Kombes Ary Satryan mengungkapkan, bermula pada 2016 terlapor IKT mendatangi korban (pelapor) untuk menawarkan 4 bidang tanah yang terletak di Desa Bunga Mekar Nusa Penida, dengan menunjukkan 4 buah fotokopi sertifikat masing-masing atas nama IKT. Bahwa, tanah tersebut adalah tanah miliknya sesuai yang tercatat di SHM.
‘’Tersangka menerangkan bahwa tanah tersebut lokasi dan pemandangannya bagus, dan tanah tersebut bukan tanah sengketa serta tersangka juga menjamin bahwa tanah tersebut tidak akan ada masalah di kemudian hari,’’ jelas Dirreskrimum Ary Satryan.
Dari keterangan terlapor, korban Ni Made Murniati dan suaminya I Nengah Setar tertarik untuk membelinya, selanjutnya pada Mei 2016, tersangka IKT, I Ketut Merta bersama-sama dengan korban dan suaminya mendatangi kantor notaris Putu Puspajana, S.H. di Jalan Puputan I/5 Semarapura, Klungkung.
Di hadapan notaris mereka memohon agar dibuatkan akta perjanjian perikatan jual beli terkait bidang tanah yang akan ditransaksikan. Di hadapan notaris, IKT kembali menerangkan bahwa tanah tersebut memang benar miliknya dan tidak dalam sengketa keluarga dan menjamin di kemudian hari tidak akan bermasalah. IKT juga meminta notaris agar menuangkan keterangannya ke dalam akta PPJB agar Ni Made Murniati dan suaminya lebih percaya dan yakin bahwa tanah tersebut tak bermasalah.

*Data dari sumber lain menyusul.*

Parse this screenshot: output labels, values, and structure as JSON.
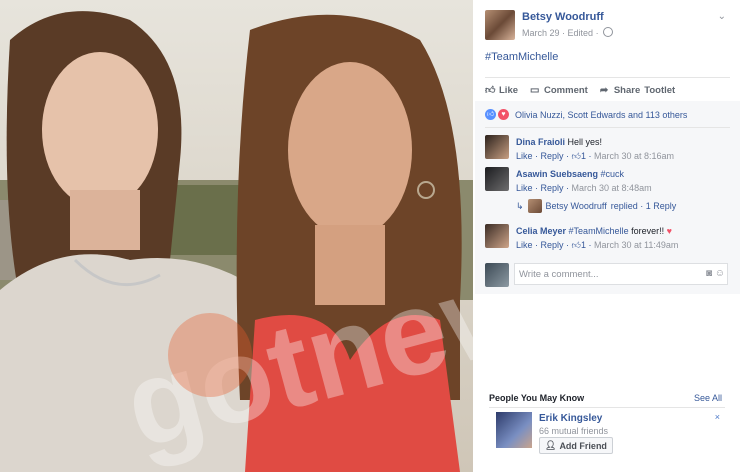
{
  "post": {
    "author": "Betsy Woodruff",
    "date": "March 29",
    "edited": "· Edited ·",
    "text": "#TeamMichelle"
  },
  "actions": {
    "like": "Like",
    "comment": "Comment",
    "share": "Share",
    "tootlet": "Tootlet"
  },
  "reactions": {
    "summary": "Olivia Nuzzi, Scott Edwards and 113 others"
  },
  "comments": [
    {
      "name": "Dina Fraioli",
      "text": "Hell yes!",
      "like": "Like",
      "reply": "Reply",
      "count": "1",
      "time": "March 30 at 8:16am"
    },
    {
      "name": "Asawin Suebsaeng",
      "text": "#cuck",
      "like": "Like",
      "reply": "Reply",
      "time": "March 30 at 8:48am",
      "reply_summary": {
        "name": "Betsy Woodruff",
        "text": "replied · 1 Reply"
      }
    },
    {
      "name": "Celia Meyer",
      "text_link": "#TeamMichelle",
      "text": "forever!!",
      "like": "Like",
      "reply": "Reply",
      "count": "1",
      "time": "March 30 at 11:49am"
    }
  ],
  "write_comment": {
    "placeholder": "Write a comment..."
  },
  "pymk": {
    "title": "People You May Know",
    "see_all": "See All",
    "name": "Erik Kingsley",
    "mutual": "66 mutual friends",
    "add": "Add Friend",
    "close": "×"
  },
  "watermark": "gotnews",
  "colors": {
    "link": "#365899",
    "accent_red": "#f25268",
    "like_blue": "#5890ff"
  }
}
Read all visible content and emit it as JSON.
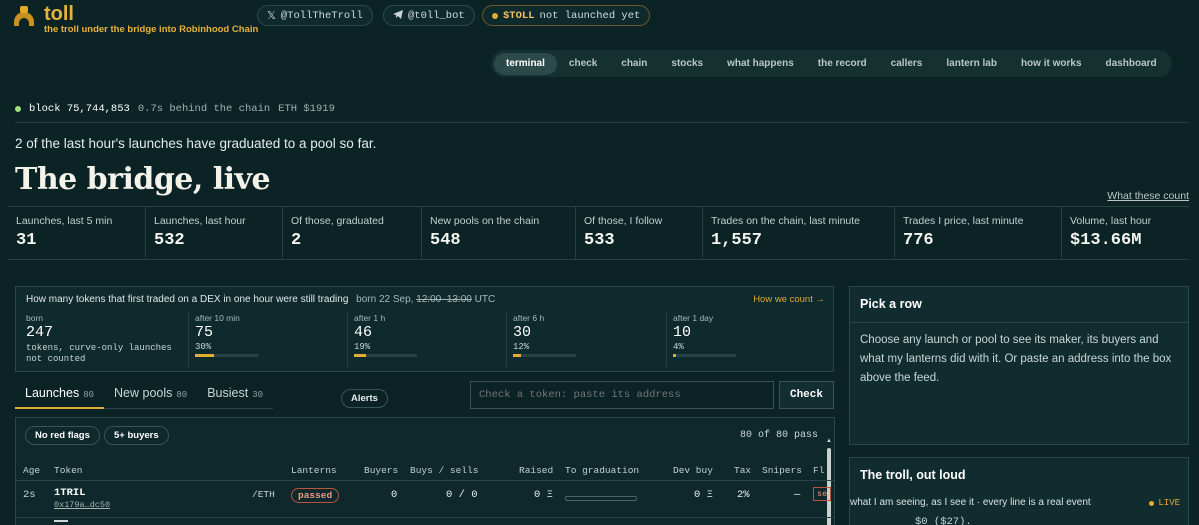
{
  "brand": {
    "name": "toll",
    "tagline": "the troll under the bridge into Robinhood Chain"
  },
  "links": {
    "x": {
      "icon": "x-icon",
      "label": "@TollTheTroll"
    },
    "telegram": {
      "icon": "telegram-icon",
      "label": "@t0ll_bot"
    },
    "token": {
      "icon": "status-dot-icon",
      "symbol": "$TOLL",
      "status": "not launched yet",
      "color": "#e2ad34"
    }
  },
  "nav": {
    "tabs": [
      "terminal",
      "check",
      "chain",
      "stocks",
      "what happens",
      "the record",
      "callers",
      "lantern lab",
      "how it works",
      "dashboard"
    ],
    "active": "terminal"
  },
  "chainstatus": {
    "block_label": "block",
    "block": "75,744,853",
    "behind": "0.7s behind the chain",
    "eth": "ETH $1919",
    "dot_color": "#9fe07a"
  },
  "headline": "2 of the last hour's launches have graduated to a pool so far.",
  "title": "The bridge, live",
  "what_count_link": "What these count",
  "stats": [
    {
      "label": "Launches, last 5 min",
      "value": "31"
    },
    {
      "label": "Launches, last hour",
      "value": "532"
    },
    {
      "label": "Of those, graduated",
      "value": "2"
    },
    {
      "label": "New pools on the chain",
      "value": "548"
    },
    {
      "label": "Of those, I follow",
      "value": "533"
    },
    {
      "label": "Trades on the chain, last minute",
      "value": "1,557"
    },
    {
      "label": "Trades I price, last minute",
      "value": "776"
    },
    {
      "label": "Volume, last hour",
      "value": "$13.66M"
    }
  ],
  "cohort": {
    "question": "How many tokens that first traded on a DEX in one hour were still trading",
    "born_prefix": "born 22 Sep, ",
    "born_range": "12:00–13:00",
    "born_suffix": " UTC",
    "how_link": "How we count →",
    "born": {
      "label": "born",
      "value": "247",
      "desc1": "tokens, curve-only launches",
      "desc2": "not counted"
    },
    "checkpoints": [
      {
        "label": "after 10 min",
        "value": "75",
        "pct": "30%",
        "fraction": 0.3
      },
      {
        "label": "after 1 h",
        "value": "46",
        "pct": "19%",
        "fraction": 0.19
      },
      {
        "label": "after 6 h",
        "value": "30",
        "pct": "12%",
        "fraction": 0.12
      },
      {
        "label": "after 1 day",
        "value": "10",
        "pct": "4%",
        "fraction": 0.04
      }
    ]
  },
  "feedtabs": [
    {
      "label": "Launches",
      "count": "80",
      "active": true
    },
    {
      "label": "New pools",
      "count": "80",
      "active": false
    },
    {
      "label": "Busiest",
      "count": "30",
      "active": false
    }
  ],
  "alerts_label": "Alerts",
  "check": {
    "placeholder": "Check a token: paste its address",
    "button": "Check"
  },
  "filters": {
    "chip1": "No red flags",
    "chip2": "5+ buyers",
    "pass_count": "80 of 80 pass"
  },
  "table": {
    "headers": [
      "Age",
      "Token",
      "Lanterns",
      "Buyers",
      "Buys / sells",
      "Raised",
      "To graduation",
      "Dev buy",
      "Tax",
      "Snipers",
      "Fl"
    ],
    "rows": [
      {
        "age": "2s",
        "token": "1TRIL",
        "address": "0x179a…dc50",
        "pair": "/ETH",
        "lanterns": "passed",
        "buyers": "0",
        "buys_sells": "0 / 0",
        "raised": "0 Ξ",
        "graduation": 0,
        "dev_buy": "0 Ξ",
        "tax": "2%",
        "snipers": "—",
        "flag": "se"
      }
    ]
  },
  "pick": {
    "title": "Pick a row",
    "body": "Choose any launch or pool to see its maker, its buyers and what my lanterns did with it. Or paste an address into the box above the feed."
  },
  "troll": {
    "title": "The troll, out loud",
    "sub": "what I am seeing, as I see it · every line is a real event",
    "live": "LIVE",
    "line": "$0 ($27)."
  }
}
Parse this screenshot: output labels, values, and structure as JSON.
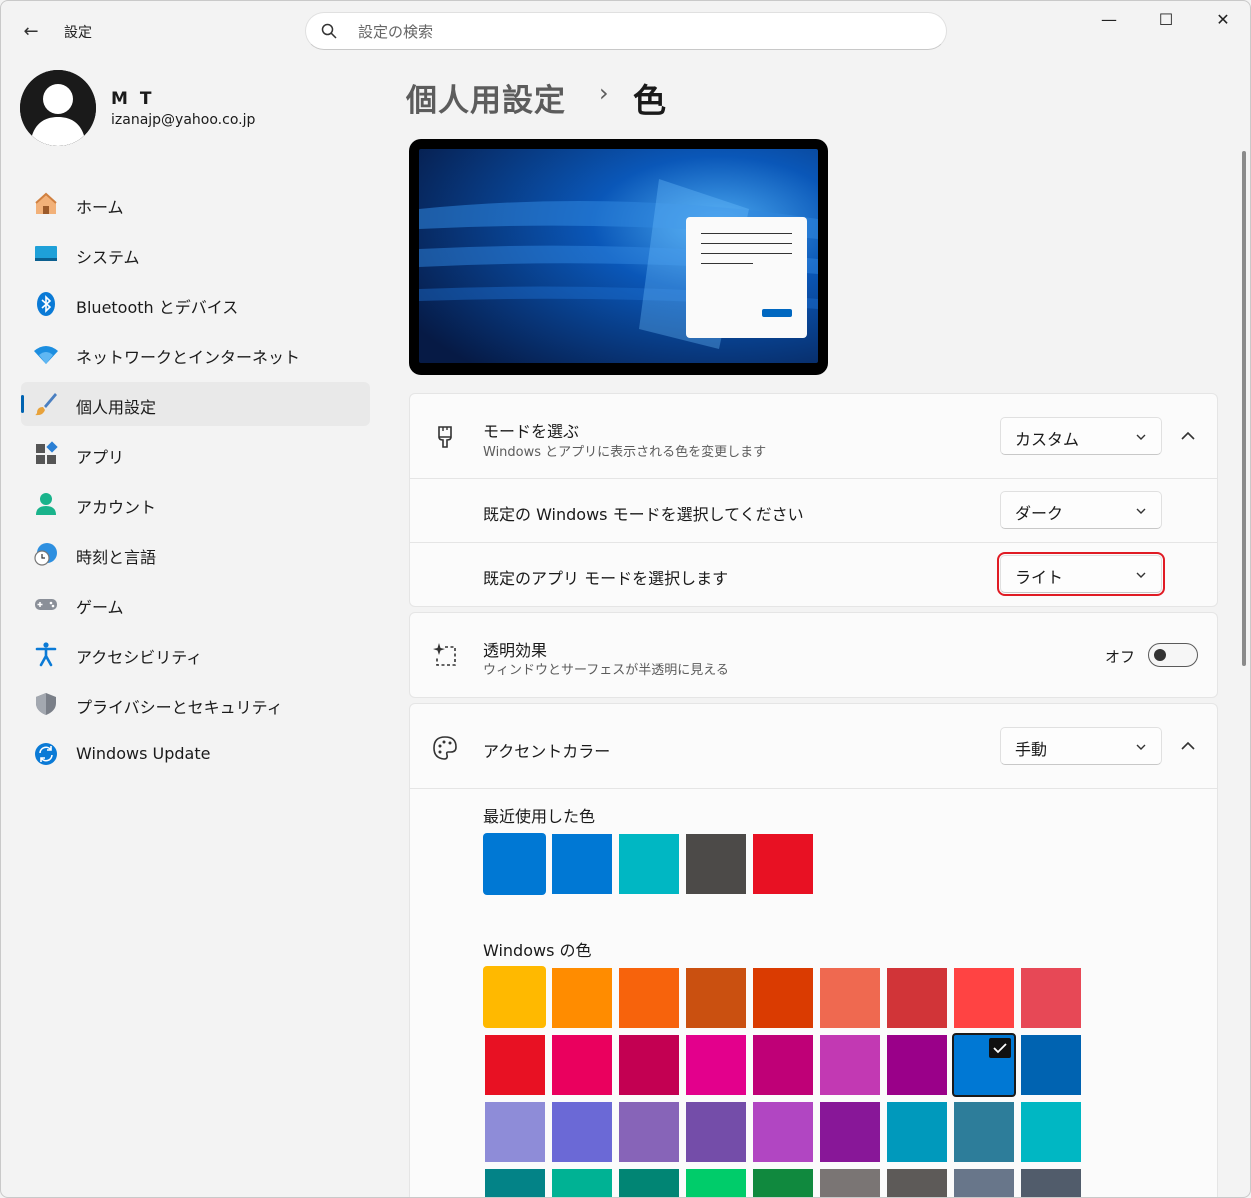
{
  "window": {
    "title": "設定",
    "back_icon": "back-arrow-icon",
    "controls": {
      "minimize": "—",
      "maximize": "☐",
      "close": "✕"
    }
  },
  "search": {
    "placeholder": "設定の検索",
    "value": ""
  },
  "user": {
    "name": "M T",
    "email": "izanajp@yahoo.co.jp"
  },
  "sidebar": {
    "items": [
      {
        "label": "ホーム",
        "icon": "home-icon"
      },
      {
        "label": "システム",
        "icon": "system-icon"
      },
      {
        "label": "Bluetooth とデバイス",
        "icon": "bluetooth-icon"
      },
      {
        "label": "ネットワークとインターネット",
        "icon": "wifi-icon"
      },
      {
        "label": "個人用設定",
        "icon": "brush-icon",
        "selected": true
      },
      {
        "label": "アプリ",
        "icon": "apps-icon"
      },
      {
        "label": "アカウント",
        "icon": "account-icon"
      },
      {
        "label": "時刻と言語",
        "icon": "time-language-icon"
      },
      {
        "label": "ゲーム",
        "icon": "gamepad-icon"
      },
      {
        "label": "アクセシビリティ",
        "icon": "accessibility-icon"
      },
      {
        "label": "プライバシーとセキュリティ",
        "icon": "shield-icon"
      },
      {
        "label": "Windows Update",
        "icon": "windows-update-icon"
      }
    ]
  },
  "breadcrumb": {
    "parent": "個人用設定",
    "separator": "›",
    "current": "色"
  },
  "mode": {
    "title": "モードを選ぶ",
    "subtitle": "Windows とアプリに表示される色を変更します",
    "value": "カスタム",
    "windows_mode_label": "既定の Windows モードを選択してください",
    "windows_mode_value": "ダーク",
    "app_mode_label": "既定のアプリ モードを選択します",
    "app_mode_value": "ライト"
  },
  "transparency": {
    "title": "透明効果",
    "subtitle": "ウィンドウとサーフェスが半透明に見える",
    "state_label": "オフ",
    "enabled": false
  },
  "accent": {
    "title": "アクセントカラー",
    "value": "手動",
    "recent_label": "最近使用した色",
    "recent_colors": [
      "#0078d4",
      "#0078d4",
      "#00b7c3",
      "#4c4a48",
      "#e81123"
    ],
    "windows_label": "Windows の色",
    "windows_colors": [
      [
        "#ffb900",
        "#ff8c00",
        "#f7630c",
        "#ca5010",
        "#da3b01",
        "#ef6950",
        "#d13438",
        "#ff4343",
        "#e74856"
      ],
      [
        "#e81123",
        "#ea005e",
        "#c30052",
        "#e3008c",
        "#bf0077",
        "#c239b3",
        "#9a0089",
        "#0078d4",
        "#0063b1"
      ],
      [
        "#8e8cd8",
        "#6b69d6",
        "#8764b8",
        "#744da9",
        "#b146c2",
        "#881798",
        "#0099bc",
        "#2d7d9a",
        "#00b7c3"
      ],
      [
        "#038387",
        "#00b294",
        "#018574",
        "#00cc6a",
        "#10893e",
        "#7a7574",
        "#5d5a58",
        "#68768a",
        "#515c6b"
      ]
    ],
    "selected_index": [
      1,
      7
    ]
  }
}
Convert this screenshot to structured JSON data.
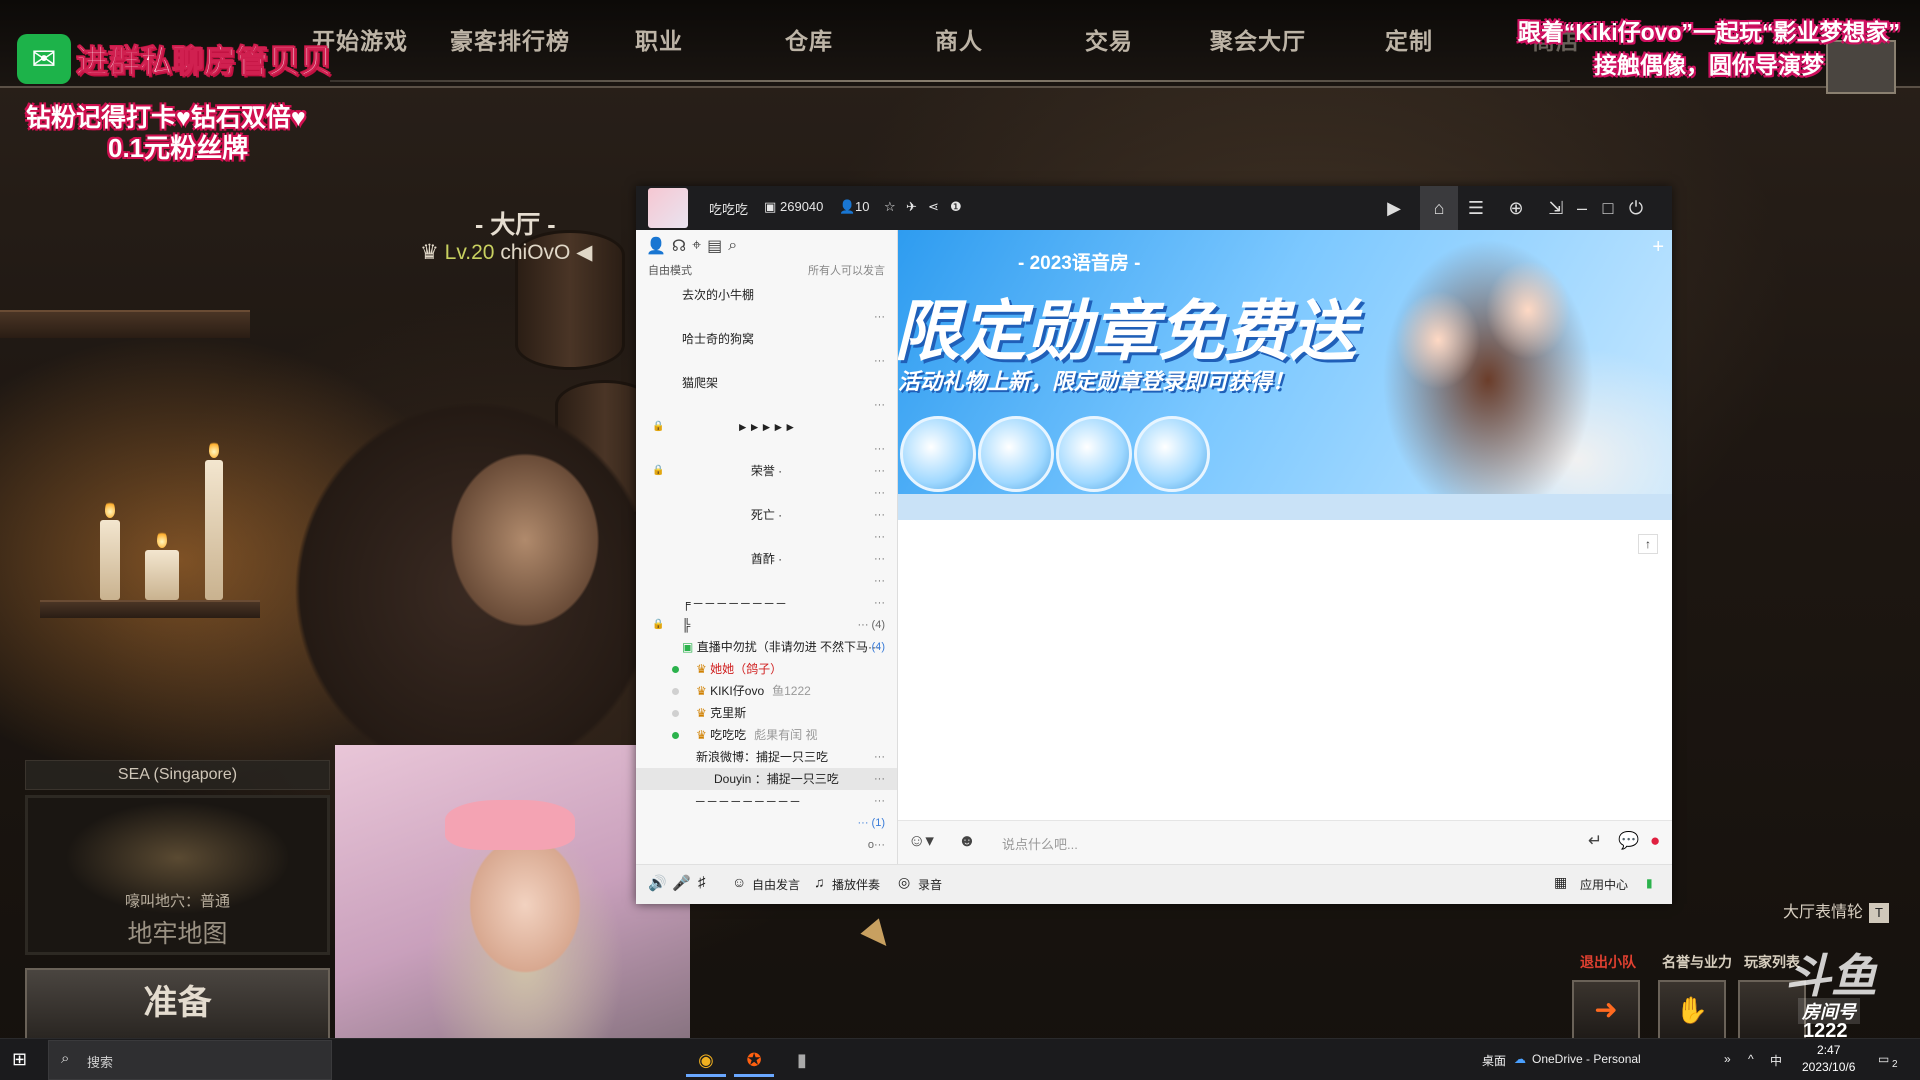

Tak lama kemudian Notaris Putu Puspajana, SH membuatkan akta PPJB dilanjutkan dengan pembacaan akta oleh notaris dan sudah disepakati oleh para pihak, sehingga kedua pihak menandatangani masing-masing akta. Bahwa akta tersebut juga merupakan bukti pembayaran yang sah sesuai kesepakatan para pihak sejumlah Rp. 832.950.000, dan tersangka IKT sudah menerima uang pembayaran tersebut.
Namun pada tahun 2018, ada gugatan dari pihak I Nyoman Tangkas, dkk, dan Gusti Ketut Indra, dkk, di Pengadilan Negeri Semarapura, yang menggugat tersangka IKT dan Ni Made Murniati, terkait permohonan penerbitan sertifikat dan jual beli yang dilakukan oleh tersangka IKT yang saat ini SHM sudah beralih hak ke atas nama Ni Made Murniati dan dalam gugatan tersebut telah diputus oleh PN Semarapura yang menyatakan proses penerbitan sertifikat yang dilakukan oleh IKT merupakan perbuatan melawan hukum, dan menyatakan bahwa proses jual beli yang dilakukan oleh IKT dengan Ni Made Murniati adalah cacat hukum.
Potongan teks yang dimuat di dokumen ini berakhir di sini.